“Entro il prossimo luglio dovremmo avere i primi rinvii a giudizio dell’operazione Muttley, ci stiamo coordinando con la Procura della Repubblica di Mantova e le tempistiche dovrebbero essere queste, con il 30-40% degli indagati, almeno per la parte allevatoriale, rinviati a giudizio”.

A dirlo, a Mantova, a margine del 1° Forum sulle Dop Parmigiano-Reggiano e Grana Padano organizzato da Mps, è il colonnello Alberto Ricci, comandante del Corpo Forestale dello Stato in provincia di Mantova e fra i coordinatori dell’operazione Muttley, che un anno fa portò alla luce un traffico di farmaci acquistati sul mercato clandestino per gonfiare vitelli e maiali nel Nord Italia (approfondimenti qui, qui e qui). 

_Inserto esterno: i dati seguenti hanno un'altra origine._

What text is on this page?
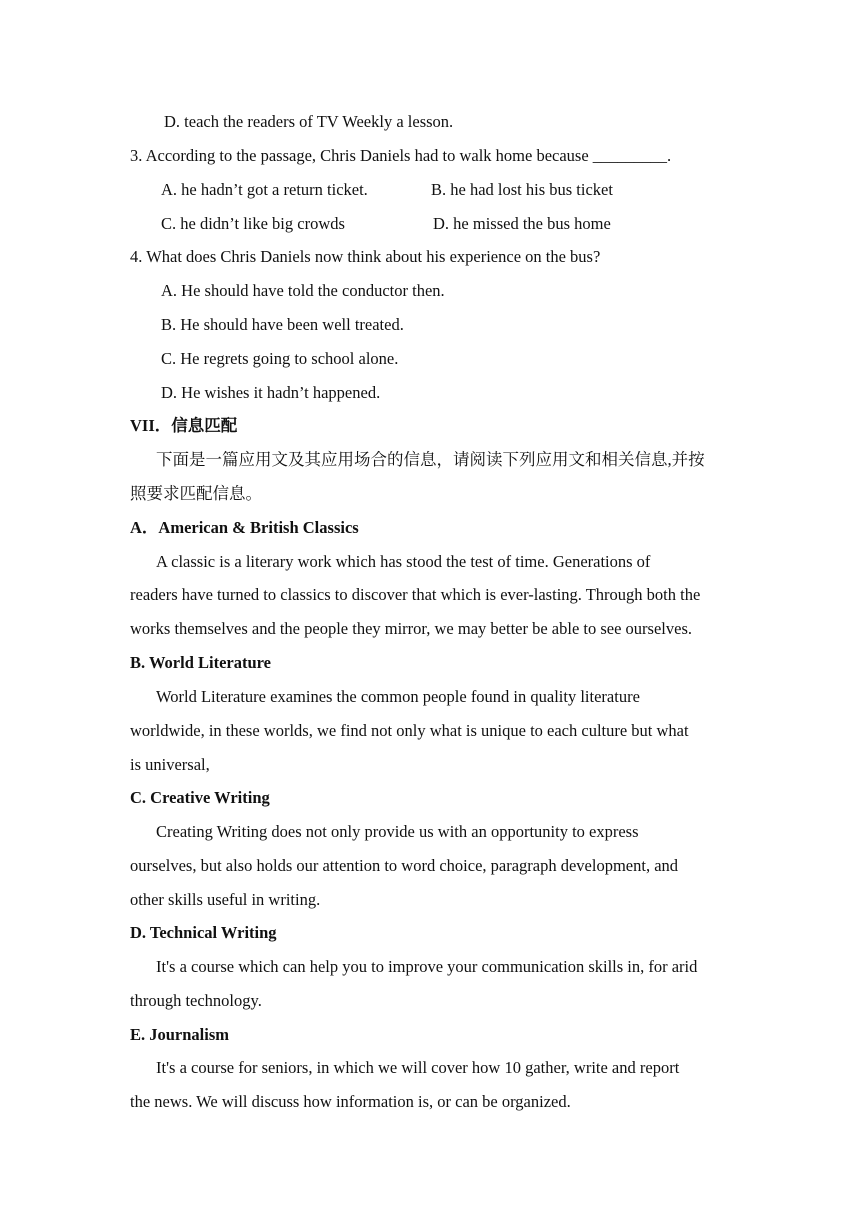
D. teach the readers of TV Weekly a lesson.
3. According to the passage, Chris Daniels had to walk home because _________.
A. he hadn’t got a return ticket.	B. he had lost his bus ticket
C. he didn’t like big crowds	D. he missed the bus home
4. What does Chris Daniels now think about his experience on the bus?
A. He should have told the conductor then.
B. He should have been well treated.
C. He regrets going to school alone.
D. He wishes it hadn’t happened.
VII．信息匹配
下面是一篇应用文及其应用场合的信息，请阅读下列应用文和相关信息,并按
照要求匹配信息。
A．American & British Classics
A classic is a literary work which has stood the test of time. Generations of
readers have turned to classics to discover that which is ever-lasting. Through both the
works themselves and the people they mirror, we may better be able to see ourselves.
B. World Literature
World Literature examines the common people found in quality literature
worldwide, in these worlds, we find not only what is unique to each culture but what
is universal,
C. Creative Writing
Creating Writing does not only provide us with an opportunity to express
ourselves, but also holds our attention to word choice, paragraph development, and
other skills useful in writing.
D. Technical Writing
It's a course which can help you to improve your communication skills in, for arid
through technology.
E. Journalism
It's a course for seniors, in which we will cover how 10 gather, write and report
the news. We will discuss how information is, or can be organized.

Nei mesi scorsi l’elenco degli indagati aveva raggiunto quota 160, fra allevatori, grossisti di farmaci per la cura degli animali, veterinari privati, farmacisti. Una rete vasta, complessa e ramificata, con agganci molto probabilmente anche all’estero e che aveva il proprio cervello a Pegognaga, nel Basso mantovano.
Un giro colossale, partito con un blitz nel giugno del 2013, che coinvolse simultaneamente in molte province italiane 260 uomini della Forestale. Vennero infatti svolte perquisizioni simultaneamente anche in provincia di Reggio Emilia, Parma, Padova, Brescia, Sondrio, Torino e Cuneo.

Stupefacenti i risultati, con il sequestro di 17.100 confezioni di farmaci veterinari, per un valore di 2,5 milioni di euro.

Si stanno dunque stringendo i tempi ed entro le prossime 5 settimane verranno inviate le notifiche per comparire davanti al giudice “una cinquantina di persone”, anticipa il comandante Ricci.
E alcune perquisizioni sarebbero ancora in corso, con verifiche approfondite per scoprire la portata del fenomeno.

Lo scenario, infatti, non sarebbe dei migliori, indipendentemente dall’indagine condotta dal procuratore capo della Procura della Repubblica di Mantova, Antonino Condorelli.

A livello internazionale, infatti, si assiste da anni ad un utilizzo massiccio di antibiotici sugli animali, tanto che si sarebbero sviluppati dei casi di resistenza ai batteri negli uomini, per effetto della catena alimentare dagli animali all’uomo.

L’allarme sull’abuso di farmaci veterinari era stato rilanciato poche settimane fa, nel corso dell’assemblea annuale dell’Associazione mantovana allevatori, dal presidente dell’Ordine dei medici veterinari della provincia di Mantova e della Lombardia, Angelo Caramaschi. “La nostra posizione di medici veterinari è quella di essere a fianco quotidianamente delle aziende, per la cura degli animali – aveva ricordato Caramaschi -. Tuttavia, non possiamo negare che abbiamo un problema sul consumo degli antibiotici, che è molto alto, mentre dai consumatori ci viene richiesto di ridurre l’impiego di farmaci. Come fare? Io credo che la strada giusta sia quella di migliorare le condizioni di allevamento, perché per alcuni principi attivi abbiamo un utilizzo che è doppio rispetto ad altri Paesi europei, bisogna ridurre”.

Tornando allo scenario dell’operazione Muttley, lo stesso procuratore capo Condorelli non aveva escluso la possibilità che le carni degli animali ai quali erano stati somministrati antibiotici fossero finite sulle tavole dei consumatori.

E proprio con l’obiettivo di sensibilizzare gli allevatori ad un utilizzo “razionale degli antibiotici” e di indurre le istituzioni pubbliche ad intraprendere un percorso che guidi l’Italia ad optare per azioni utili alla salvaguardia dei propri cittadini, del proprio patrimonio zootecnico e della propria capacità produttiva, nei giorni scorsi Confagricoltura e Aisa Federchimica si sono impegnate a riunire un gruppo di esperti italiani che potesse fornire utili riflessioni sulle azioni da intraprendere. Lo slogan dell’iniziativa? “Quando serve e quanto basta”. Un messaggio chiarissimo, che alcuni allevatori, tuttavia, non hanno recepito, come hanno accertato gli inquirenti dell’operazione Muttley.